A principios de 1966, Gustavo Díaz Ordaz Bolaños parecía buen Presidente. Sin el carisma de Adolfo López Mateos, su antecesor, era admirado por su oratoria y sentido del humor. Famoso por su fealdad, para deleite de chicos y grandes circulaban chistes al por mayor, muchos de los cuales se debían a su autoría. Por ejemplo: "La gente dice que tengo dos caras; pero, miren, si yo tuviera dos caras ¿creen que usaría la que traigo?".
Ordenado por definición, sus allegados sabían que tenían que ir al grano, estructurar bien sus planteamientos y cumplir al pie de la letra sus cinco reglas:
- 1. Dígame la verdad,
- 2. Nunca me pida disculpas,
- 3. Si viola la ley, pues viólela, pero que yo no me entere,
- 4. Cuidado con lo que me informe,
- 5. Nunca pretenda que yo haga un cambio en el gabinete.

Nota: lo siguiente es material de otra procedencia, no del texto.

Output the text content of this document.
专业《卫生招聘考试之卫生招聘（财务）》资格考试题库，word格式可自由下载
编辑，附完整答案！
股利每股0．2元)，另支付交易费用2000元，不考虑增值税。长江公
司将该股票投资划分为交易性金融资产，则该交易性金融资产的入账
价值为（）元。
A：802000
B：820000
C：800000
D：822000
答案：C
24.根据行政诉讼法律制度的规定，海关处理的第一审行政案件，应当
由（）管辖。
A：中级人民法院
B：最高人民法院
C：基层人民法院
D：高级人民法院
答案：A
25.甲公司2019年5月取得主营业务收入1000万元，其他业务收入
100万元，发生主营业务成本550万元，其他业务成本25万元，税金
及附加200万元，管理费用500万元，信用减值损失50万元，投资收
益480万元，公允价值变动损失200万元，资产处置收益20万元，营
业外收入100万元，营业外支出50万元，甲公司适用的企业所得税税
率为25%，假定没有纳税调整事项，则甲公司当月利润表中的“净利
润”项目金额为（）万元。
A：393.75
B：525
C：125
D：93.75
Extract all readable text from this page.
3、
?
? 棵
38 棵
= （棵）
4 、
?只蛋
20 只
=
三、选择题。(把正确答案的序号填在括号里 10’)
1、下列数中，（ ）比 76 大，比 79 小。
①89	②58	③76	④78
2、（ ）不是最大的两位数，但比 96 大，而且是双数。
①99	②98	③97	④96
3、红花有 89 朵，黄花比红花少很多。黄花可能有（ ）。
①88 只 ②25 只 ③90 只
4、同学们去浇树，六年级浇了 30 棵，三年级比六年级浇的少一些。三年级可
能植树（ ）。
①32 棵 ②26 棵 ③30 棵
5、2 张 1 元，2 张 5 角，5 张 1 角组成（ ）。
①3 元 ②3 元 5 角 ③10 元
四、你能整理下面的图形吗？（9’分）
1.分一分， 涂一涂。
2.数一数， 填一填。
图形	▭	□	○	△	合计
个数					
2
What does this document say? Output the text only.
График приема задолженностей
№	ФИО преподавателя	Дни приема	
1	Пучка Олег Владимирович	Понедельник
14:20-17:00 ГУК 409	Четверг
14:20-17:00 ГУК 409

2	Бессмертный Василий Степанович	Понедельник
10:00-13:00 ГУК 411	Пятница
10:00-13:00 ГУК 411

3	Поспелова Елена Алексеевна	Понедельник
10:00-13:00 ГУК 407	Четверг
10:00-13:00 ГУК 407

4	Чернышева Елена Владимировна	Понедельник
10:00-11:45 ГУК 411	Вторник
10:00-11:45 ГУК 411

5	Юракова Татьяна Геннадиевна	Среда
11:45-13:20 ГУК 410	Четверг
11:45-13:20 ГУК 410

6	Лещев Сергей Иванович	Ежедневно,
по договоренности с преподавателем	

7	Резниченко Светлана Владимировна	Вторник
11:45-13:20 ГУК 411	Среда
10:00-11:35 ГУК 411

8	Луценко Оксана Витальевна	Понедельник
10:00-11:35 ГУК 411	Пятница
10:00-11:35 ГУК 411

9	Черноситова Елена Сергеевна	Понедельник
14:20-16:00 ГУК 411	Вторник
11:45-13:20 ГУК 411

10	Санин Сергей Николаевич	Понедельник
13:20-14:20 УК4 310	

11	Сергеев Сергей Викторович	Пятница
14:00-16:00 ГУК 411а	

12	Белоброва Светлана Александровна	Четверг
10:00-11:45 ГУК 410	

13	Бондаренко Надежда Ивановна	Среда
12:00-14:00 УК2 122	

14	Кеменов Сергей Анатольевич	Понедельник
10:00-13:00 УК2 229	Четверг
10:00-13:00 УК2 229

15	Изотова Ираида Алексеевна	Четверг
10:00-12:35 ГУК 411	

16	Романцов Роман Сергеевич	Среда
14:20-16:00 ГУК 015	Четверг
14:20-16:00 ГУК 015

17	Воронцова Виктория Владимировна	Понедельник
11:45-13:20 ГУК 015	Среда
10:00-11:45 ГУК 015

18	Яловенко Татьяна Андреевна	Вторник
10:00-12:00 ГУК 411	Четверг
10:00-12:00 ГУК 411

Decía --con razón, lo vemos ahora--, que "el desorden abre las puertas a la anarquía o a la dictadura". Lo que aún nadie imaginaba era que su autoritarismo lo llevaría a ser el iniciador involuntario del desorden en México y a empañar su imagen histórica, a pesar de que sus logros económicos y su evidente amor por nuestro país.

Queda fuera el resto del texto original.